De vez en cuando, vienen a buscarnos historias que nosotras intentamos contar fielmente, pero ya se sabe, los recuerdos mezclados con la fantasía se amalgaman y transforman.
"La vida y rutina de los veteranos de la carretera, es padecer y disfrutar de la soledad, según se mire. Para Julio era lo primero. Un viaje más, una semana más por delante de camino solitario. Estaba cansado de las horas eternas hablando consigo mismo, aprendiendo de memoria las listas de éxito de emisoras varias, comiendo en bares de carretera o áreas de servicio cocina mediocre, sin compartir bocado con alguien que de verdad le conmoviera. Ya estaba cansado de vivir a ratos, sólo los fines de semana. Por no estar nunca se le perdían los amigos y se daban a la fuga sus amores. Estaba harto de gastar el sueño fijándose en las líneas de la carretera, que parecían querer encontrarse y nunca lo conseguían. Julio espera algún día poder dejar el camión y vivir en una casa rodeado de personas que lo echen de menos cuando no esté."

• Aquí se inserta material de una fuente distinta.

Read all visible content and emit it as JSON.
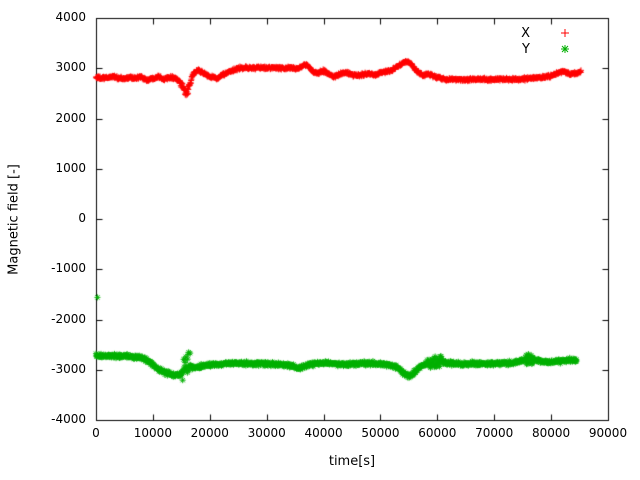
{
  "chart_data": {
    "type": "scatter",
    "title": "",
    "xlabel": "time[s]",
    "ylabel": "Magnetic field [-]",
    "xlim": [
      0,
      90000
    ],
    "ylim": [
      -4000,
      4000
    ],
    "xticks": [
      0,
      10000,
      20000,
      30000,
      40000,
      50000,
      60000,
      70000,
      80000,
      90000
    ],
    "yticks": [
      -4000,
      -3000,
      -2000,
      -1000,
      0,
      1000,
      2000,
      3000,
      4000
    ],
    "grid": false,
    "legend_position": "top-right",
    "sample_step": 55,
    "series": [
      {
        "name": "X",
        "color": "#ff0000",
        "marker": "plus",
        "noise": 28,
        "spread_zones": [
          [
            14900,
            17000,
            60
          ]
        ],
        "outliers": [],
        "control_points": [
          [
            0,
            2820
          ],
          [
            1000,
            2800
          ],
          [
            2000,
            2810
          ],
          [
            3000,
            2840
          ],
          [
            4000,
            2800
          ],
          [
            5000,
            2790
          ],
          [
            6000,
            2820
          ],
          [
            7000,
            2800
          ],
          [
            8000,
            2830
          ],
          [
            9000,
            2760
          ],
          [
            10000,
            2800
          ],
          [
            11000,
            2840
          ],
          [
            12000,
            2780
          ],
          [
            13000,
            2830
          ],
          [
            14000,
            2800
          ],
          [
            14800,
            2720
          ],
          [
            15300,
            2600
          ],
          [
            15800,
            2500
          ],
          [
            16200,
            2560
          ],
          [
            16600,
            2700
          ],
          [
            17000,
            2870
          ],
          [
            17500,
            2930
          ],
          [
            18000,
            2960
          ],
          [
            18500,
            2930
          ],
          [
            19000,
            2890
          ],
          [
            20000,
            2840
          ],
          [
            21000,
            2810
          ],
          [
            21500,
            2790
          ],
          [
            22000,
            2860
          ],
          [
            23000,
            2900
          ],
          [
            24000,
            2950
          ],
          [
            25000,
            3000
          ],
          [
            26000,
            3010
          ],
          [
            28000,
            3005
          ],
          [
            30000,
            3010
          ],
          [
            32000,
            3005
          ],
          [
            33500,
            2995
          ],
          [
            34500,
            3010
          ],
          [
            35500,
            2990
          ],
          [
            36200,
            3040
          ],
          [
            37000,
            3070
          ],
          [
            37600,
            3000
          ],
          [
            38200,
            2930
          ],
          [
            39000,
            2890
          ],
          [
            39800,
            2950
          ],
          [
            40500,
            2920
          ],
          [
            41200,
            2860
          ],
          [
            42000,
            2840
          ],
          [
            43000,
            2890
          ],
          [
            44000,
            2910
          ],
          [
            45000,
            2870
          ],
          [
            46000,
            2850
          ],
          [
            47000,
            2880
          ],
          [
            48000,
            2895
          ],
          [
            49000,
            2870
          ],
          [
            50000,
            2915
          ],
          [
            51000,
            2930
          ],
          [
            52000,
            2960
          ],
          [
            53000,
            3030
          ],
          [
            54000,
            3110
          ],
          [
            54700,
            3140
          ],
          [
            55300,
            3090
          ],
          [
            56000,
            2990
          ],
          [
            56700,
            2910
          ],
          [
            57500,
            2860
          ],
          [
            58300,
            2890
          ],
          [
            59000,
            2855
          ],
          [
            60000,
            2820
          ],
          [
            61000,
            2790
          ],
          [
            62000,
            2775
          ],
          [
            63000,
            2780
          ],
          [
            65000,
            2775
          ],
          [
            67000,
            2780
          ],
          [
            69000,
            2778
          ],
          [
            71000,
            2780
          ],
          [
            73000,
            2778
          ],
          [
            75000,
            2785
          ],
          [
            76500,
            2800
          ],
          [
            78000,
            2815
          ],
          [
            79500,
            2840
          ],
          [
            80500,
            2870
          ],
          [
            81500,
            2915
          ],
          [
            82300,
            2935
          ],
          [
            83000,
            2890
          ],
          [
            84000,
            2895
          ],
          [
            85000,
            2915
          ],
          [
            85300,
            2950
          ]
        ]
      },
      {
        "name": "Y",
        "color": "#00b000",
        "marker": "asterisk",
        "noise": 38,
        "spread_zones": [
          [
            15200,
            16600,
            260
          ],
          [
            58200,
            60800,
            110
          ],
          [
            75400,
            76900,
            90
          ]
        ],
        "outliers": [
          [
            250,
            -1560
          ]
        ],
        "control_points": [
          [
            0,
            -2720
          ],
          [
            1500,
            -2730
          ],
          [
            3000,
            -2720
          ],
          [
            4500,
            -2735
          ],
          [
            6000,
            -2740
          ],
          [
            7500,
            -2750
          ],
          [
            8500,
            -2780
          ],
          [
            9500,
            -2850
          ],
          [
            10500,
            -2950
          ],
          [
            11500,
            -3030
          ],
          [
            12500,
            -3060
          ],
          [
            13200,
            -3100
          ],
          [
            14000,
            -3120
          ],
          [
            14800,
            -3090
          ],
          [
            15500,
            -3000
          ],
          [
            16000,
            -2850
          ],
          [
            16400,
            -2900
          ],
          [
            17000,
            -2960
          ],
          [
            18000,
            -2950
          ],
          [
            19000,
            -2910
          ],
          [
            20000,
            -2905
          ],
          [
            21000,
            -2890
          ],
          [
            22000,
            -2885
          ],
          [
            24000,
            -2870
          ],
          [
            26000,
            -2880
          ],
          [
            28000,
            -2872
          ],
          [
            30000,
            -2885
          ],
          [
            32000,
            -2895
          ],
          [
            33500,
            -2905
          ],
          [
            34800,
            -2940
          ],
          [
            35800,
            -2975
          ],
          [
            36800,
            -2930
          ],
          [
            37800,
            -2890
          ],
          [
            39000,
            -2875
          ],
          [
            40000,
            -2870
          ],
          [
            42000,
            -2880
          ],
          [
            44000,
            -2895
          ],
          [
            46000,
            -2880
          ],
          [
            48000,
            -2872
          ],
          [
            50000,
            -2882
          ],
          [
            51500,
            -2900
          ],
          [
            52800,
            -2940
          ],
          [
            53800,
            -3030
          ],
          [
            54600,
            -3110
          ],
          [
            55200,
            -3130
          ],
          [
            55900,
            -3060
          ],
          [
            56700,
            -2970
          ],
          [
            57500,
            -2910
          ],
          [
            58500,
            -2870
          ],
          [
            59500,
            -2840
          ],
          [
            60500,
            -2830
          ],
          [
            61500,
            -2855
          ],
          [
            62500,
            -2870
          ],
          [
            64000,
            -2880
          ],
          [
            66000,
            -2882
          ],
          [
            68000,
            -2880
          ],
          [
            70000,
            -2878
          ],
          [
            72000,
            -2868
          ],
          [
            73500,
            -2858
          ],
          [
            74500,
            -2840
          ],
          [
            75500,
            -2790
          ],
          [
            76200,
            -2760
          ],
          [
            77000,
            -2800
          ],
          [
            78000,
            -2830
          ],
          [
            79500,
            -2850
          ],
          [
            81000,
            -2835
          ],
          [
            82000,
            -2820
          ],
          [
            83000,
            -2805
          ],
          [
            84000,
            -2818
          ],
          [
            84500,
            -2820
          ]
        ]
      }
    ]
  }
}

"María sigue asomada a la ventana de la nada. No sabe por qué se perdía tantas veces y nadie la encontraba. Quiere dejar de sentir la soledad que la hiela por dentro cada vez que se olvida de ella misma y no reconoce nada de lo que le rodea. Cuando eso sucede, le invade el vacío, aplástándola sin dejarle respirar. A veces, en medio de ese abandono, oye una melodía que la rescata de la angustia que le provoca el pánico. Espera la señal que le persuada y le obligue a dar el salto al vacío, al mundo de afuera. María quiere viajar al corazón de su madre y su hermano, quiere dejar de ser "un dentro de mi" y que las palabras y sus manos la toquen sin sentir miedo".
Al principio del verano, abrió la puerta y salió al mundo exterior. En su camino se encontró con Julio, que sorprendido le preguntó, ¿dónde vas princesa? La niña no le miró, se puso delante de la puerta de su camión, esperando que abriera, Julio abrió y le ayudó a subir.
María no habla, ni le mira, sus ojos siguen perdidos más allá de su pensamiento. Julio no tardó en localizar a su madre. Al notar su ausencia, salió a buscarla, ambos vehículos estaban parados en el Área de Servicio de la AP7.
Al encontrarse de nuevo con su madre y su hermano, tuvo una reacción inesperada. Se agarró fuerte a la mano de su madre y con una mirada expresiva por primera vez, le pedía, ¡no me sueltes!
La niña parecía que regresaba al mundo, llegó a pronunciar algunas palabras y con gestos mostraba sus deseos, pero a pesar de que ella quería quedarse, un día alguien dentro de su cabeza, se la llevó de nuevo.
Julio la visitaba alguna vez, entre viaje y viaje. A menudo pensaba en su soledad y en la de María, la soledad del silencio y el abandono. Sus visitas se producían como un ritual, cuando Julio llegaba a su casa, ésta iba a su encuentro, permanecía quieta y callada durante unos segundos con esa mirada que no mira pero traspasa, luego, corría hacia él y se quedaba abrazada largo rato, mientras, Julio le preguntaba ¿cuál es tu mundo hoy princesa?
Desde la cárcel autista, se puede salir a ratos, pero nunca se consigue la libertad, no obstante, el intentar conocer y adaptarse a su mundo nos acerca a ellos.